Location
- Siddeley Road Walthamstow, London, E17 4EY England
- Coordinates: 51°35′39″N 0°00′11″W﻿ / ﻿51.5941°N 0.0031°W

Information
- Former names: Warwick School for Boys and Aveling Park
- Type: Community Comprehensive
- Motto: Be the best you can be
- Established: 2008
- Local authority: Waltham Forest
- Department for Education URN: 103094 Tables
- Ofsted: Reports
- Chair: Malcolm Howard
- Headteacher: Jenny Smith
- Staff: 100
- Gender: Coeducational
- Age: 11 to 16
- Enrolment: 900
- Colours: Navy and White
- Website: www.bremer.org.uk

= Frederick Bremer School =

Frederick Bremer School is a coeducational secondary school in Walthamstow, East London.

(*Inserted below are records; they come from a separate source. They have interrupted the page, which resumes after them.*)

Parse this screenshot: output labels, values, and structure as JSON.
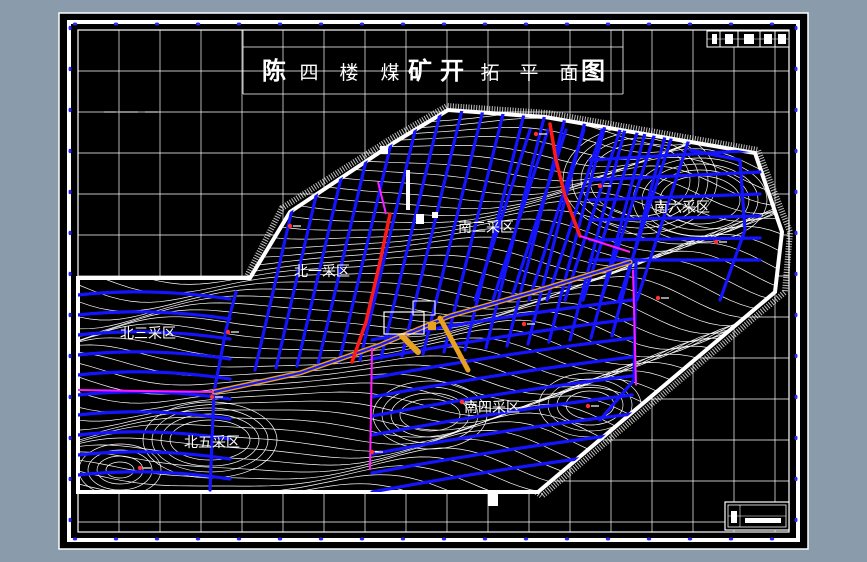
{
  "drawing": {
    "title_chars": [
      "陈",
      "四",
      "楼",
      "煤",
      "矿",
      "开",
      "拓",
      "平",
      "面",
      "图"
    ],
    "title_block_text": "",
    "legend_text": "",
    "colors": {
      "app_background": "#8a9bab",
      "sheet_background": "#000000",
      "frame": "#ffffff",
      "grid": "#ffffff",
      "contour": "#ffffff",
      "roadway": "#1414ff",
      "main_roadway": "#e8a020",
      "fault_red": "#ff1a1a",
      "boundary_magenta": "#ff1aff",
      "label": "#ffffff"
    }
  },
  "districts": [
    {
      "id": "north-1",
      "label": "北一采区"
    },
    {
      "id": "north-3",
      "label": "北三采区"
    },
    {
      "id": "north-5",
      "label": "北五采区"
    },
    {
      "id": "south-2",
      "label": "南二采区"
    },
    {
      "id": "south-4",
      "label": "南四采区"
    },
    {
      "id": "south-6",
      "label": "南六采区"
    }
  ]
}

It has been rated good in its most recent Ofsted inspections.

==History==
The school opened in September 2008, replacing Warwick School for Boys and Aveling Park School. The school, which is named after local inventor Frederick William Bremer, officially opened on 29 April 2009. Its creation was part of Waltham Forest borough's £200 million 'Building Schools for the Future' programme. The building cost £20,000,000.

==Student life==
Frederick Bremer School currently has a six form intake for children aged 11–16 (years 7–11). The Headteacher is Jenny Smith. There are roughly 900 students. Both football and cricket leagues have been won by Bremer, and the cricket team placed 4th in London.

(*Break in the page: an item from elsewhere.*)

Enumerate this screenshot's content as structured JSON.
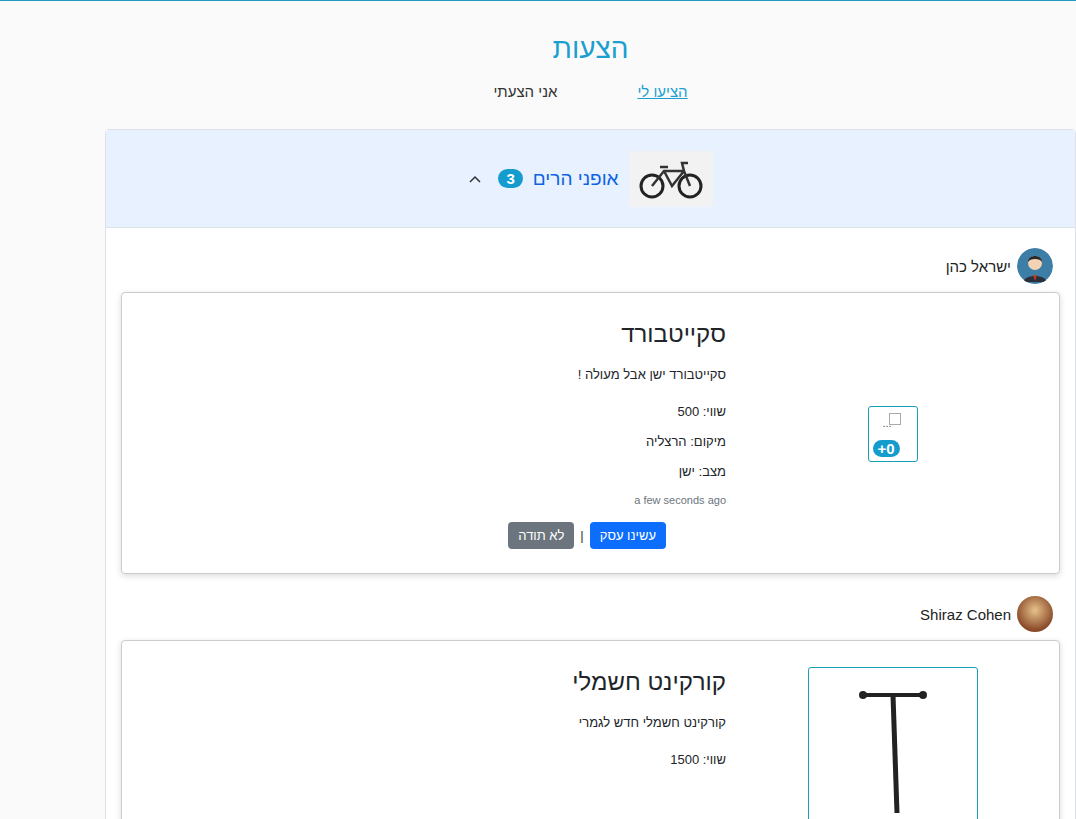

Frederick Bremer School runs a finger-print based scanning system that is also used in other Waltham Forest schools and council services. The card is used to pay for lunch and school trips with top-up machines near to the entrance of the school.

==Facilities==
The school's facilities are available for the local and wider community to hire. Facilities include Sports, Arts, Drama and Educational spaces open during the evenings, weekends and school holidays. It consistently holds a good Ofsted review and is making very good progress in all areas with a view to becoming an outstanding school.

==Academics==
The school's results for GCSEs in 2016 were slightly below the National average, and were also below the Local average. 56% of students achieved a C or above in either Maths or English. This is below the country average of 59.3% and the Local average of 63.6%. The school saw a 13% increase in the proportion of grades from 9-5 under the reformed GCSE system from 2018 to 2019.

==In popular culture==
The school was in Channel 4's educating series which started on 4 September 2014, under the name of Educating the East End.